Chaos in the capital Port-Au-Prince left the city effectively lawless with rebel groups and gangs controlling 80% of the city according to U.N. estimates. Some Haitian lawmakers are calling for plans to deploy a Kenyan-led peacekeeping force to be sped up, and for new elections to be organized as soon as possible.
The country has not gone to the ballot box in nearly a decade.
Colombia’s President Gustavo Petro has called for a Constitutional Referendum after his reform-based agenda has been stymied by legislators. He needs the legislation to approve the measure, which seems…unlikely.
His party’s health care reform bill died in Congress this week, and the president has grown increasingly publicly combative as a result.
Ship’s Business
Joshua’s temporary gig at the Times Latam desk has come to an end, and he is back to feverishly sending pitches in search of the next job. It’s a pirate's life for us! But he is heading back to the Darien Gap at the end of the month for a series of stories for the New Humanitarian.

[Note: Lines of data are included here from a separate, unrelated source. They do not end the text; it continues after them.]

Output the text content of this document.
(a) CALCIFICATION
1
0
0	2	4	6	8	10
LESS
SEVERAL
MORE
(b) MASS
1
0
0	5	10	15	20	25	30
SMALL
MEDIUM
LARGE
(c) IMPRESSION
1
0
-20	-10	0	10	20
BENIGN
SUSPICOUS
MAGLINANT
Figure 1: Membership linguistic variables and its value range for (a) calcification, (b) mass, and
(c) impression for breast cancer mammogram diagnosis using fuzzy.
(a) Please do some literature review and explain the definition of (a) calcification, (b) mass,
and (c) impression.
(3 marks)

Daniela, meanwhile, is working on a story about her experience at feminist marches in Bogota on International Women’s Day, that were attacked by police. All of this is to say, it’s a pretty typical week aboard the Good Ship Capybara.
We sail on!
Spanish Word of the Week
Lo suicidaron-
Spanish has a lot more verb tenses than English. It also has a lot more verbs. One example of that verbal wealth is the word suicidar- to commit suicide. Spanish has so many verb forms that you can make dark jokes by playing with grammar!
An example of this is Lo suicidaron. The phrase doesn’t translate exactly into English, but using the plural form, in the sense of me robaron (I was robbed), you can conjugate the verb to mean “he was suicided”— lo suicidaron.
The implication of course being a joke along the lines of, “he committed suicide with two gunshots to the back of the head”. But aside from dark jokes, similar phrases can be used to describe other actions that don’t exist in English grammar.
When someone is forced to resign from their job for example, in Spanish you could say lo resignaron.
Verbs are so cool! And Spanish verbs can make conspiracy theories much, much more entertaining than when they are described in English.
Hasta pronto, piratas!
That photo reminds me of Israeli's subjugating Gaza. The song is terrific alone, but together with that photo reminds me of Americans and Abu Ghraib. Not a winning psy-ops.
I fear for Argentina - poverty begets crime, a spiral hard to control. I know it in my country.
Great story, Paulo. And best wishes to Joshua.